Grande Encyclopédie Larousse 1971-1976Éd. 1971-1976
A

Alsace (suite)

À partir de 1657, la France entreprend l’investissement politique de la contrée. Louis XIV crée un Conseil souverain itinérant ; en 1670, les Français occupent la Lorraine. En 1673, le roi de France préside lui-même au démantèlement de Colmar ; profitant de la guerre de Hollande, il accentue sa domination, jusque-là toute nominale, sur la Décapole. Turenne refoule les Impériaux à Turckheim (1675) au cours d’une campagne victorieuse qui assure à la France la possession définitive de l’Alsace, possession qui est confirmée par le traité de Nimègue (1678).

Louis XIV renforce une acquisition qui n’est pas encore totale — vu le morcellement de l’Alsace — en faisant appliquer par la Cour souveraine de Brisach une politique de réunions. Celle-ci aboutit, en 1681, à l’annexion de la ville libre de Strasbourg. Vauban fortifie la ligne du Rhin.

Dès 1674, le roi de France est représenté en Alsace par un intendant, qui va s’installer à Strasbourg, tandis qu’un Conseil souverain, établi à Colmar, organise ce qu’on appelle désormais la « province d’Alsace ». Les multiples privilèges locaux sont d’ailleurs respectés. Malgré la protection officielle accordée au catholicisme, la tolérance religieuse est largement appliquée par les évêques de Strasbourg (les cardinaux de Rohan) au xviiie s. L’université de Strasbourg reste une université luthérienne à rayonnement international. La révocation de l’édit de Nantes n’est pas appliquée à l’Alsace. Si la langue française n’est en fait adoptée que par l’aristocratie et la bourgeoisie intellectuelle, l’art français pénètre largement en Alsace.

L’Alsace française connaît la paix, et donc la prospérité. La population triple en un siècle ; de nouvelles cultures (tabac, chanvre, pommes de terre) y sont implantées ; un beau réseau routier double l’activité commerciale du Rhin. En 1746, une industrie textile, qui connaît tout de suite un bel essor, s’installe à Mulhouse. À la veille de la Révolution française, l’Alsace apparaît comme l’une des provinces les plus riches et les plus individualisées du royaume de France.


De la Révolution française à l’annexion allemande (1789-1871)

La révolution de 1789 achève l’intégration de l’Alsace à la France. L’été de 1789 est marqué, en Alsace comme ailleurs, par la Grande Peur et par les jacqueries qui lui sont liées ; un élément local : l’antisémitisme paysan.
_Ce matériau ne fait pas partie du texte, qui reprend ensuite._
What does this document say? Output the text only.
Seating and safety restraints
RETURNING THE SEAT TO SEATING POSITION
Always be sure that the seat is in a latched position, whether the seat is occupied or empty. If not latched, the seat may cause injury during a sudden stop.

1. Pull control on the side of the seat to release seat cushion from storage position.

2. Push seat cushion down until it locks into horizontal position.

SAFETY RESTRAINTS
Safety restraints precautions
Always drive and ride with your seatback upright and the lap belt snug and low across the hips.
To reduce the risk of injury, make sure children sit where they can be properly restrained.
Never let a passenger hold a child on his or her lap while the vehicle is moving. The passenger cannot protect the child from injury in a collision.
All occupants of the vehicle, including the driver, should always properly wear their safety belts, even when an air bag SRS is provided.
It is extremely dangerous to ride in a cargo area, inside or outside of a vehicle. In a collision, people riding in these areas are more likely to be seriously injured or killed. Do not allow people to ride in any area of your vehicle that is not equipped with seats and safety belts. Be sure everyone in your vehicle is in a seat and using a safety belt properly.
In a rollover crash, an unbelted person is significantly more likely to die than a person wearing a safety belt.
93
Bientôt, à la province d’Alsace se substituent les deux départements du Haut-Rhin, au sud, et du Bas-Rhin, au nord.

La fête de la Fédération, le 13 juin 1790, rassemble à Strasbourg 50 000 citoyens de l’Est. L’Alsace, qui, depuis le Moyen Âge, lutte contre tous les despotismes, s’attache aux libertés démocratiques du régime révolutionnaire, d’autant plus que l’abolition des droits féodaux (4 août 1789) provoque, de la part des princes possessionnés d’Empire en Alsace, des menées contre-révolutionnaires, favorisées par la présence en Allemagne de nombreux émigrés français.

À Strasbourg, particulièrement, le sentiment national s’exalte devant la menace d’invasion prussienne. C’est là, dans les salons du maire Dietrich, que Rouget de Lisle exécute pour la première fois le Chant de guerre de l’armée du Rhin, qui va devenir célèbre sous le nom de Marseillaise, futur hymne national. L’Alsace fournira aux armées de la Révolution et de l’Empire nombre de chefs prestigieux : Kléber, Kellermann, Lefebvre, Rapp, etc.
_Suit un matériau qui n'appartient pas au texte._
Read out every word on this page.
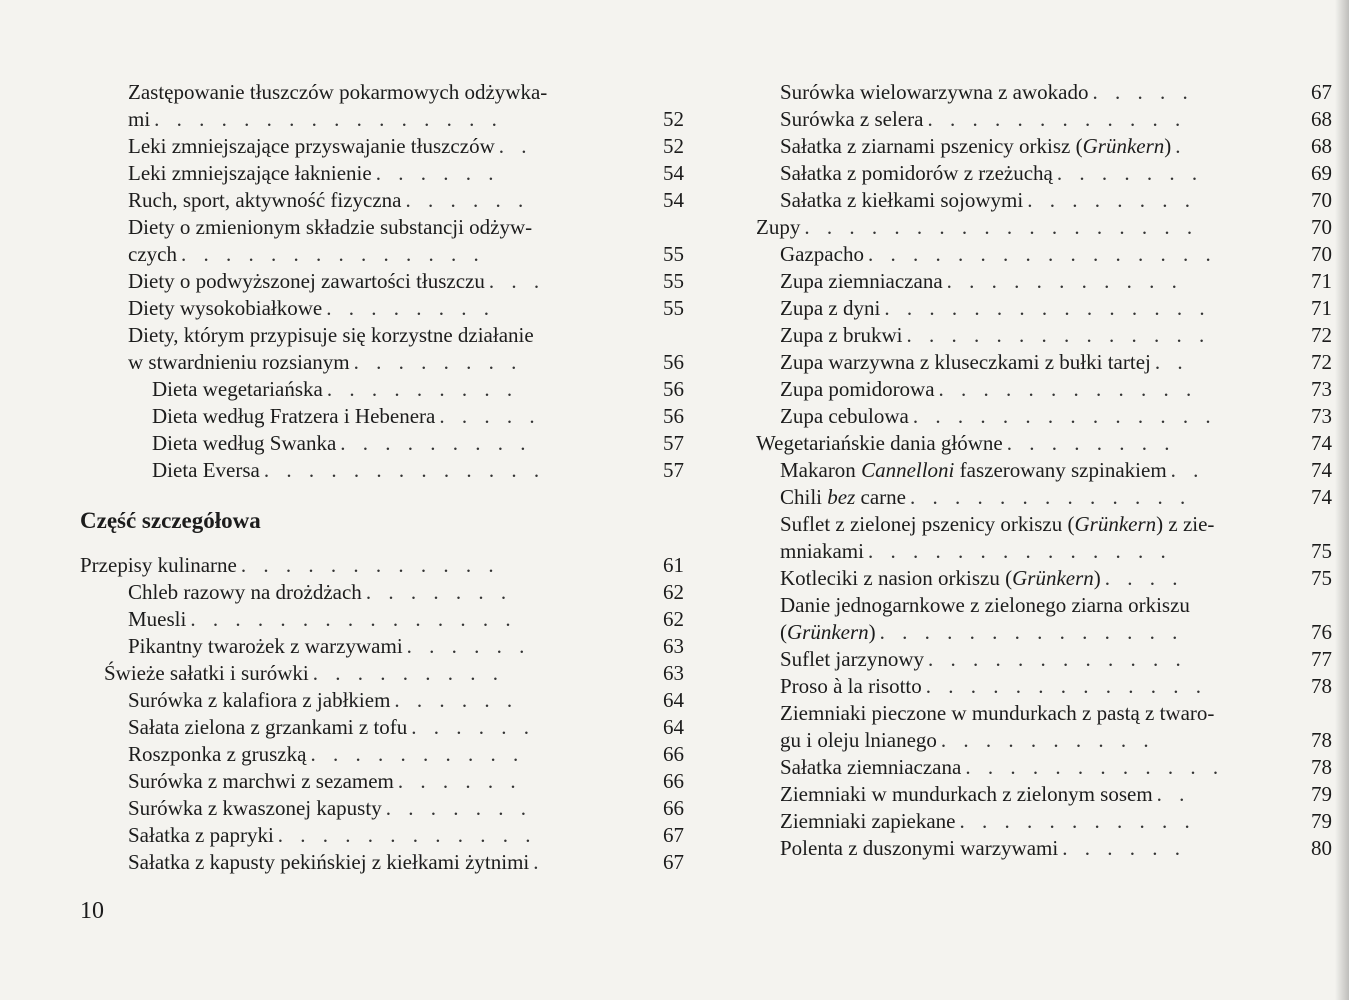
Zastępowanie tłuszczów pokarmowych odżywka-
mi . . . . . . . . . . . . . . . .	52
Leki zmniejszające przyswajanie tłuszczów . .	52
Leki zmniejszające łaknienie . . . . . .	54
Ruch, sport, aktywność fizyczna . . . . . .	54
Diety o zmienionym składzie substancji odżyw-
czych . . . . . . . . . . . . . .	55
Diety o podwyższonej zawartości tłuszczu . . .	55
Diety wysokobiałkowe . . . . . . . .	55
Diety, którym przypisuje się korzystne działanie
w stwardnieniu rozsianym . . . . . . . .	56
Dieta wegetariańska . . . . . . . . .	56
Dieta według Fratzera i Hebenera . . . . .	56
Dieta według Swanka . . . . . . . . .	57
Dieta Eversa . . . . . . . . . . . . .	57
Część szczegółowa
Przepisy kulinarne . . . . . . . . . . . .	61
Chleb razowy na drożdżach . . . . . . .	62
Muesli . . . . . . . . . . . . . . .	62
Pikantny twarożek z warzywami . . . . . .	63
Świeże sałatki i surówki . . . . . . . . .	63
Surówka z kalafiora z jabłkiem . . . . . .	64
Sałata zielona z grzankami z tofu . . . . . .	64
Roszponka z gruszką . . . . . . . . . .	66
Surówka z marchwi z sezamem . . . . . .	66
Surówka z kwaszonej kapusty . . . . . . .	66
Sałatka z papryki . . . . . . . . . . . .	67
Sałatka z kapusty pekińskiej z kiełkami żytnimi .	67
Surówka wielowarzywna z awokado . . . . .	67
Surówka z selera . . . . . . . . . . . .	68
Sałatka z ziarnami pszenicy orkisz (Grünkern) .	68
Sałatka z pomidorów z rzeżuchą . . . . . . .	69
Sałatka z kiełkami sojowymi . . . . . . . .	70
Zupy . . . . . . . . . . . . . . . . . .	70
Gazpacho . . . . . . . . . . . . . . . .	70
Zupa ziemniaczana . . . . . . . . . . .	71
Zupa z dyni . . . . . . . . . . . . . . .	71
Zupa z brukwi . . . . . . . . . . . . . .	72
Zupa warzywna z kluseczkami z bułki tartej . .	72
Zupa pomidorowa . . . . . . . . . . . .	73
Zupa cebulowa . . . . . . . . . . . . . .	73
Wegetariańskie dania główne . . . . . . . .	74
Makaron Cannelloni faszerowany szpinakiem . .	74
Chili bez carne . . . . . . . . . . . . .	74
Suflet z zielonej pszenicy orkiszu (Grünkern) z zie-
mniakami . . . . . . . . . . . . . .	75
Kotleciki z nasion orkiszu (Grünkern) . . . .	75
Danie jednogarnkowe z zielonego ziarna orkiszu
(Grünkern) . . . . . . . . . . . . . .	76
Suflet jarzynowy . . . . . . . . . . . .	77
Proso à la risotto . . . . . . . . . . . . .	78
Ziemniaki pieczone w mundurkach z pastą z twaro-
gu i oleju lnianego . . . . . . . . . .	78
Sałatka ziemniaczana . . . . . . . . . . . .	78
Ziemniaki w mundurkach z zielonym sosem . .	79
Ziemniaki zapiekane . . . . . . . . . . .	79
Polenta z duszonymi warzywami . . . . . .	80
10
Cependant, l’ensemble du pays semble être resté attaché à la royauté. Les jacobins ne sont nombreux qu’à Strasbourg. Les commissaires Saint-Just et Lebas, et l’accusateur public Eulogius Schneider font régner la Terreur (1793-1794) : celle-ci est marquée, comme partout, par des excès, antireligieux notamment. En 1798, la dernière ville libre, Mulhouse, associée jusqu’alors aux cantons suisses, est réunie à la France.

Le Consulat et l’Empire sont, pour l’Alsace, une période de prospérité. Le Blocus continental favorise la culture de la betterave à sucre et l’essor de l’industrie textile, débarrassée de la concurrence anglaise. Les grands travaux sont poussés sur le Rhin ; le réseau routier est amélioré ; à la fin de l’Empire, le gros œuvre du canal du Rhône au Rhin sera terminé. Désormais, la grande bourgeoisie alsacienne est aux postes clés.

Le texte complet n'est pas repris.